The drawback of this extension, apart from the obvious observation that it should’ve been part of the original custom border color extension, is that it somehow lowers the bar for applications that want to use a single code path for every vendor. If borderColorSwizzle is supported, it’s always legal to pass the swizzle when creating the sampler. Some implementations will need it and the rest can ignore it, so the unified code path is now harder or more specific.
And that’s basically it. Sometimes the Vulkan Working Group in Khronos has had to backpedal and mark as undefined something that previous versions of the Vulkan spec considered defined. It’s not frequent nor ideal, but it happens. But it usually does not go as far as publishing a new extension as part of the fix, which is why I considered this interesting.
Slide 20 (Questions?)
Thanks for watching! Let me know if you have any questions.
Q&A Section
Martin: The first question is from "ancurio" and he’s asking if swizzling is implemented in hardware.
Me: I don’t work on implementations so take my answer with a grain of salt. It’s my understanding you can usually program that in hardware and the hardware does the swizzling for you. There may be implementations which need to do the swizzling in software, emitting extra instructions.
Martin: Another question from "ancurio". When you said lowering the bar do you mean raising it?
I explain that, yes, I meant to say raising the bar for the application. Note: I meant to say that it lowers the bar for the specification and API, which means a more complicated solution has been accepted.
Martin: "enunes" asks if this was originally motivated by some real application bug or by something like conformance tests/spec disambiguation?
I explain it has both factors. Mike found the problem while developing Zink, so a real application hit the problematic case, and then the Vulkan Working Group inside Khronos wanted to fix this, make the spec clear and provide a solution for apps that wanted to use non-identity swizzle with border colors, as it was originally allowed.

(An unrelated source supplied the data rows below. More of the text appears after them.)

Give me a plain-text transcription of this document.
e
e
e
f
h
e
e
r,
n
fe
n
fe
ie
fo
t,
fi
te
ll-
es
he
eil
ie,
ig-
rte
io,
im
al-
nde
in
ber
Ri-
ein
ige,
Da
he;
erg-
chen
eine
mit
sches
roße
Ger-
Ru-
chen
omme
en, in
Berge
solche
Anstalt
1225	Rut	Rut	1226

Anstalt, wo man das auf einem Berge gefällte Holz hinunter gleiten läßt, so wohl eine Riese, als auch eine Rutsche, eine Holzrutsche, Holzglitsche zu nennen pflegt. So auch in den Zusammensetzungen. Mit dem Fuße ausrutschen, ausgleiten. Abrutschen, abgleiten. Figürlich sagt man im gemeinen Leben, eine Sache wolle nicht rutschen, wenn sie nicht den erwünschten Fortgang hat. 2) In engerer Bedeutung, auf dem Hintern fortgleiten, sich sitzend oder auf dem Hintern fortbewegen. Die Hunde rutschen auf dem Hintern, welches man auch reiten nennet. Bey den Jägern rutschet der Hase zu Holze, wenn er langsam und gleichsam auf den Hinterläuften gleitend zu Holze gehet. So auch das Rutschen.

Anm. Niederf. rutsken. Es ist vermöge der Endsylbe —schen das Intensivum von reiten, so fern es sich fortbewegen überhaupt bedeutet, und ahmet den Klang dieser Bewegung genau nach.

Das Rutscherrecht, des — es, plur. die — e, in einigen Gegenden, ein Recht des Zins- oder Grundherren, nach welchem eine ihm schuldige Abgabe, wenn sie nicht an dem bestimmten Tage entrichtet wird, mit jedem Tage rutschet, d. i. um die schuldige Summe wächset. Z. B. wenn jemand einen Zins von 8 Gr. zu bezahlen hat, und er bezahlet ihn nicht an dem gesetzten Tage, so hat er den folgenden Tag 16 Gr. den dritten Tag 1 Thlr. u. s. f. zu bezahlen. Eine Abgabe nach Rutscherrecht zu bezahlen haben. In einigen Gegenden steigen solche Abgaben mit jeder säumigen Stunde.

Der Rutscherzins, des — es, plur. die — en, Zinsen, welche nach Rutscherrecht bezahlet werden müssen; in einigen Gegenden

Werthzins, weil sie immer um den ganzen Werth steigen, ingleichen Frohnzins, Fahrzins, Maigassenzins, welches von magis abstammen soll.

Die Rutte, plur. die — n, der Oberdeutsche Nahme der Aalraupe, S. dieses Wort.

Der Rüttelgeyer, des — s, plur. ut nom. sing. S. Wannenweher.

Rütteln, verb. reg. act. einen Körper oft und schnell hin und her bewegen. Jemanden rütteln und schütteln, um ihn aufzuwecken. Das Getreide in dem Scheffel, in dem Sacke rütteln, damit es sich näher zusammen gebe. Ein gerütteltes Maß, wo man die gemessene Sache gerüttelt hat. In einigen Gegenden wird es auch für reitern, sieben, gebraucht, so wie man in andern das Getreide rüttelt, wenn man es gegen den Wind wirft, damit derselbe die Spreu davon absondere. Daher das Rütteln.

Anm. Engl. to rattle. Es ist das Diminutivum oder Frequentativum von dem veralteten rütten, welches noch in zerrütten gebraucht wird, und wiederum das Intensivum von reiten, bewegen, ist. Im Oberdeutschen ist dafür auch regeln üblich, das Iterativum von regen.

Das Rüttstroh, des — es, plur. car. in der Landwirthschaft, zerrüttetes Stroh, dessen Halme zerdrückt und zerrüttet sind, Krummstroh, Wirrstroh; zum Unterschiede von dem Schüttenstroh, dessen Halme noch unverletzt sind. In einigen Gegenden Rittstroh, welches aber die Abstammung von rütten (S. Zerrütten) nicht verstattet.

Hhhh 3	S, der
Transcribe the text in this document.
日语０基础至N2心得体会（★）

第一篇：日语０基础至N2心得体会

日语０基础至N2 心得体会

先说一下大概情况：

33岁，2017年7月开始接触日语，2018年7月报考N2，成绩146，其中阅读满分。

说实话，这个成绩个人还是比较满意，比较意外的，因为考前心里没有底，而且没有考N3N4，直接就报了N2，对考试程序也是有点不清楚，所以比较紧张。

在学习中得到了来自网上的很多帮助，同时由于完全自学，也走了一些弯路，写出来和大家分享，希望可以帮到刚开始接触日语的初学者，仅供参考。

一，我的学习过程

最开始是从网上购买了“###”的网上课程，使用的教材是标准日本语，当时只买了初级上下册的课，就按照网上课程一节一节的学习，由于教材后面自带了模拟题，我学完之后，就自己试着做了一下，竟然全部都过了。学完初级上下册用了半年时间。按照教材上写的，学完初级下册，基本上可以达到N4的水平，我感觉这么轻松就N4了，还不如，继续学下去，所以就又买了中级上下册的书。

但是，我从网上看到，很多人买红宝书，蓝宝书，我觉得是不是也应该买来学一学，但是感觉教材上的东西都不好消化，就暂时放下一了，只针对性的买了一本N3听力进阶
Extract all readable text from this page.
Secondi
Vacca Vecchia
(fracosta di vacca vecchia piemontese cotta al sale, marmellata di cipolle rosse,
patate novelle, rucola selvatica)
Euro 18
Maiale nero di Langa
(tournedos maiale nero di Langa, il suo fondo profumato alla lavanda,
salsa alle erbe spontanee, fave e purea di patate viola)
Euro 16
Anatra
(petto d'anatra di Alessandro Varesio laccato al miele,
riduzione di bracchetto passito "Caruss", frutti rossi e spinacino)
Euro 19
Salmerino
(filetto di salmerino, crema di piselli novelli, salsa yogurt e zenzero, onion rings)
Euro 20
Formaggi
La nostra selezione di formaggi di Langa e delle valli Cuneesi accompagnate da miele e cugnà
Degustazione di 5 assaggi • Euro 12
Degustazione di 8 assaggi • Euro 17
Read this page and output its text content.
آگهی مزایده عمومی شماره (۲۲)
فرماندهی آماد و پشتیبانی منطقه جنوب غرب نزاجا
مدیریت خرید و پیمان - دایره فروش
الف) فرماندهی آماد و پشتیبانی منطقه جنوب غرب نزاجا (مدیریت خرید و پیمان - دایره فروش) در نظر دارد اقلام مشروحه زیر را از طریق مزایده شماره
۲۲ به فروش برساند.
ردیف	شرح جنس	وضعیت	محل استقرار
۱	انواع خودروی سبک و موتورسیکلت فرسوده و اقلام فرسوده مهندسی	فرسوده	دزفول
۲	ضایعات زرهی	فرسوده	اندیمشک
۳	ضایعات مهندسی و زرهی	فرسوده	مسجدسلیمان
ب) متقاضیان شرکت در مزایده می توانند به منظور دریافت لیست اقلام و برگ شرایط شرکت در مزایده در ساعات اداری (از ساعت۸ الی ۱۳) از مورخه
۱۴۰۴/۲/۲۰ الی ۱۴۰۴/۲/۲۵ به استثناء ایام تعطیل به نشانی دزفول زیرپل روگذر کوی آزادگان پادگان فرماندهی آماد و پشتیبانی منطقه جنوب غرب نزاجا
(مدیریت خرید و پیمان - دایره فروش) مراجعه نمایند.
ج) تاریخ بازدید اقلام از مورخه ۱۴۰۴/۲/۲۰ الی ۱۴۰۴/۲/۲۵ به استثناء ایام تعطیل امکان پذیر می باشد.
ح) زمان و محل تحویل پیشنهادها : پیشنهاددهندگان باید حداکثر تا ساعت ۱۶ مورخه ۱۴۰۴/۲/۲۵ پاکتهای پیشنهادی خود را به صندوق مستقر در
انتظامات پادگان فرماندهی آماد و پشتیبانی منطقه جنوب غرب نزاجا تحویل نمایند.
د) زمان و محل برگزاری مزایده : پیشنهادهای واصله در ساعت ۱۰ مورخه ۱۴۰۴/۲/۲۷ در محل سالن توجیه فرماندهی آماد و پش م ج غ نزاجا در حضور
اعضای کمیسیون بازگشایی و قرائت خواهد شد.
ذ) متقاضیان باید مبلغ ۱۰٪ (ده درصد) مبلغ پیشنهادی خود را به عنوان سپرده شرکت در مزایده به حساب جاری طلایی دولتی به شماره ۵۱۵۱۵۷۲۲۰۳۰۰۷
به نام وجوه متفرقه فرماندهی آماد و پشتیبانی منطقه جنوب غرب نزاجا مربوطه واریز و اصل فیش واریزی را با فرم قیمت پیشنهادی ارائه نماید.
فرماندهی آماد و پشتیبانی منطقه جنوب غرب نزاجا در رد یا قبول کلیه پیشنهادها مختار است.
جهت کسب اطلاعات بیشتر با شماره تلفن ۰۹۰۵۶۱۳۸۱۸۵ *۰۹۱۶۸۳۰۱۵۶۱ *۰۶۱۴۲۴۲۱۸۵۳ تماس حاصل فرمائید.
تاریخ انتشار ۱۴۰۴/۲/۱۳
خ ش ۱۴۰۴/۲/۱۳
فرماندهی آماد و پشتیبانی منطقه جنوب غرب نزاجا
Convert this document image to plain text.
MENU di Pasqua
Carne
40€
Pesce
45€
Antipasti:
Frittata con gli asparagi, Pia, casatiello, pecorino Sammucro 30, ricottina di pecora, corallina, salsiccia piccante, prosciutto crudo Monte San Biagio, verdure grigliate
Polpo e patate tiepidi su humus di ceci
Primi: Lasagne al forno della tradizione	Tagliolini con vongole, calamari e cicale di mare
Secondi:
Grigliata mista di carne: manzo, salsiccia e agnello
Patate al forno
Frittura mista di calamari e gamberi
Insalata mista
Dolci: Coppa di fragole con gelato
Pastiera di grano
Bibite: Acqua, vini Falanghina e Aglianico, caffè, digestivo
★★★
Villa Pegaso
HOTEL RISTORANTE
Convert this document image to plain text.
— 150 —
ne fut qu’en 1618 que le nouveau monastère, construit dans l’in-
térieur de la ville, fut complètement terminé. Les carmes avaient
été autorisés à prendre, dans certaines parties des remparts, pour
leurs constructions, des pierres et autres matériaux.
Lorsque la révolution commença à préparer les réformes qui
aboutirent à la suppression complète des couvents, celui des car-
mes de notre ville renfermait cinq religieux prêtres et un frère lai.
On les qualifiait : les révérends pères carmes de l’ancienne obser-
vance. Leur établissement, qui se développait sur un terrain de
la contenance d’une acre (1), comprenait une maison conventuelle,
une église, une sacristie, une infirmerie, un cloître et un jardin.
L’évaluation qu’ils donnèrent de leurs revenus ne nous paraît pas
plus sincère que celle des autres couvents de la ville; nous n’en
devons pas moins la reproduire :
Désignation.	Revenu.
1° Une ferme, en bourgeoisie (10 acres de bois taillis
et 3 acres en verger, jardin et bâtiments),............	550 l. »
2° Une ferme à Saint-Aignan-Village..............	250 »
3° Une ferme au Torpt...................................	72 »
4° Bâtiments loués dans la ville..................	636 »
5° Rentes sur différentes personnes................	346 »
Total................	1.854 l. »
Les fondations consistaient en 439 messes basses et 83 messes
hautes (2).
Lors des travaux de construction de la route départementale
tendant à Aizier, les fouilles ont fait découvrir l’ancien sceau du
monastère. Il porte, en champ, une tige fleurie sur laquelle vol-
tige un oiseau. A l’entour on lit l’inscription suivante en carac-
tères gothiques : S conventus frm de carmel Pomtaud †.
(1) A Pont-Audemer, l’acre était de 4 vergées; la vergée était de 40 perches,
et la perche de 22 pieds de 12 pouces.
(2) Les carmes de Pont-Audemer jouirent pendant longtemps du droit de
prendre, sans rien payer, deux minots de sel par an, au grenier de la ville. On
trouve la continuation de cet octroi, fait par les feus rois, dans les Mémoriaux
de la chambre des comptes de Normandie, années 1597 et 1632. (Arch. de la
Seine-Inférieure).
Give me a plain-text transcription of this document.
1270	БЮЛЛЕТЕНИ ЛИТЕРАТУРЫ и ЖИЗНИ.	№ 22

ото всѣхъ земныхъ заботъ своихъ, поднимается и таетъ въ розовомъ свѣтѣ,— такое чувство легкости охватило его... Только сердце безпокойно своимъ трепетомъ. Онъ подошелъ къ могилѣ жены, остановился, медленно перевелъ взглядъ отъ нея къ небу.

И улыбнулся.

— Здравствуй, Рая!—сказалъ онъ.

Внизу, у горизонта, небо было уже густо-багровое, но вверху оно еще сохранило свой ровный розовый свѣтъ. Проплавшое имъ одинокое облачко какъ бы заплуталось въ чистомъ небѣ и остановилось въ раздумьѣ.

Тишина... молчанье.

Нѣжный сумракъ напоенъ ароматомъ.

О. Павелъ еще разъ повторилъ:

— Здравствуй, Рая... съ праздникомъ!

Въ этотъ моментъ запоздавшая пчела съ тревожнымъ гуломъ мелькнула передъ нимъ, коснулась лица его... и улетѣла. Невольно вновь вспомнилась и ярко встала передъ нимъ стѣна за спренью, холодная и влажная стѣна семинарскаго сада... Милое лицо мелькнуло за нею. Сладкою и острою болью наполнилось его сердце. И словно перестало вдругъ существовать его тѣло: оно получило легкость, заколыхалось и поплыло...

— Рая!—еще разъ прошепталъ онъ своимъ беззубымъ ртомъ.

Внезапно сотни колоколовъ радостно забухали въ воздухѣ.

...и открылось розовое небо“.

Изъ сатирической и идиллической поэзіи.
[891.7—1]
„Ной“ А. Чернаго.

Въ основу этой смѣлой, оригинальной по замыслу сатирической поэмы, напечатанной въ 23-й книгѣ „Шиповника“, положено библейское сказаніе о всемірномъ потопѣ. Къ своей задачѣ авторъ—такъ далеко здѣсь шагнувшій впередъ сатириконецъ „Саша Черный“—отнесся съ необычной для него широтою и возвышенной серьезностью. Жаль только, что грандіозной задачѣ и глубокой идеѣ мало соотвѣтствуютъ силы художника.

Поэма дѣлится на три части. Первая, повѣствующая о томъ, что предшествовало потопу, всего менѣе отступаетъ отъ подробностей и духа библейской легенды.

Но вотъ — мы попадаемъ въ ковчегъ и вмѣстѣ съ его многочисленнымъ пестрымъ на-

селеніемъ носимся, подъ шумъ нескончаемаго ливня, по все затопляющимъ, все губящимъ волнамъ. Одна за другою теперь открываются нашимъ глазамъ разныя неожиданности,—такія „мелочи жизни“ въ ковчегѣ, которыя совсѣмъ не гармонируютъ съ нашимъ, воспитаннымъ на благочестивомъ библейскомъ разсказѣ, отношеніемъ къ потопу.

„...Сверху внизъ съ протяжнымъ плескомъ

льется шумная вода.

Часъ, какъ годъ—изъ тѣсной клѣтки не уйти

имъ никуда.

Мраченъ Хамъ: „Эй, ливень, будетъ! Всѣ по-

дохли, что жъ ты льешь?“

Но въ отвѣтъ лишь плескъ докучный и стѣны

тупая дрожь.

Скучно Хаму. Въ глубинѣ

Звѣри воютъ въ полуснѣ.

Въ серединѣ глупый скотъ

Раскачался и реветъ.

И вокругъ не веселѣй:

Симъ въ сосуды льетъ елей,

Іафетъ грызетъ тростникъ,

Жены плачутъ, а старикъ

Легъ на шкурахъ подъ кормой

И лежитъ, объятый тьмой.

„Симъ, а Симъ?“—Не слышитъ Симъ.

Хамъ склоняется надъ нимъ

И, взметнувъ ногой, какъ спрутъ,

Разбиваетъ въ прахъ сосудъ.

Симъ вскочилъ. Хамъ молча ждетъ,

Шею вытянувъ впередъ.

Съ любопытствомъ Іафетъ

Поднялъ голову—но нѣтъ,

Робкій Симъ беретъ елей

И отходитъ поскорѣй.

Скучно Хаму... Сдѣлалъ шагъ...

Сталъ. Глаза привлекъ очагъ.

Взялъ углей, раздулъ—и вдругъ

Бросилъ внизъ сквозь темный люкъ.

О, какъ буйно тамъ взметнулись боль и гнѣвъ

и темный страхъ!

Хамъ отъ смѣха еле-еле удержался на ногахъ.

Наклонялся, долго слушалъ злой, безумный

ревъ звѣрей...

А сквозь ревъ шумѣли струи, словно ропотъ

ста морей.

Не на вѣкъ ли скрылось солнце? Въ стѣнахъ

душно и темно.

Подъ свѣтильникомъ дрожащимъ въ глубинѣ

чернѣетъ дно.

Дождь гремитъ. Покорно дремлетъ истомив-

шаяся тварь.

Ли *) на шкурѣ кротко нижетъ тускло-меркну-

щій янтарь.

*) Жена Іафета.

Martin: no more questions in the room but I have one more for you. How was your experience dealing with Khronos coordinating with different vendors and figuring out what was the acceptable solution for everyone?
I explain that the main driver behind the extension in Khronos was Piers Daniell from NVIDIA (NB: listed as the extension author). I mention that my experience was positive, that the Working Group is composed of people who are really interested in making a good specification and implementations that serve app developers. When this problem was detected I created some tests that worked as a poll to see which vendors could make this work easily and what others may need to make this work if at all. Then, this was discussed in the Working Group, a solution was proposed (the extension), then more vendors reviewed and commented that, then tests were adapted to the final solution, and finally the extension was published.
Martin: How long did this whole process take?
Me: A few months. Take into account the Working Group does not meet every day, and they have a backlog of issues to discuss. Each of the previous steps takes several weeks, so you end up with a few months, which is not bad.
Martin: Not bad at all.
Me: Not at all, I think it works reasonably well.
Martin: Specially when you realize you broke something and the specification needs fixing. Definitely decent.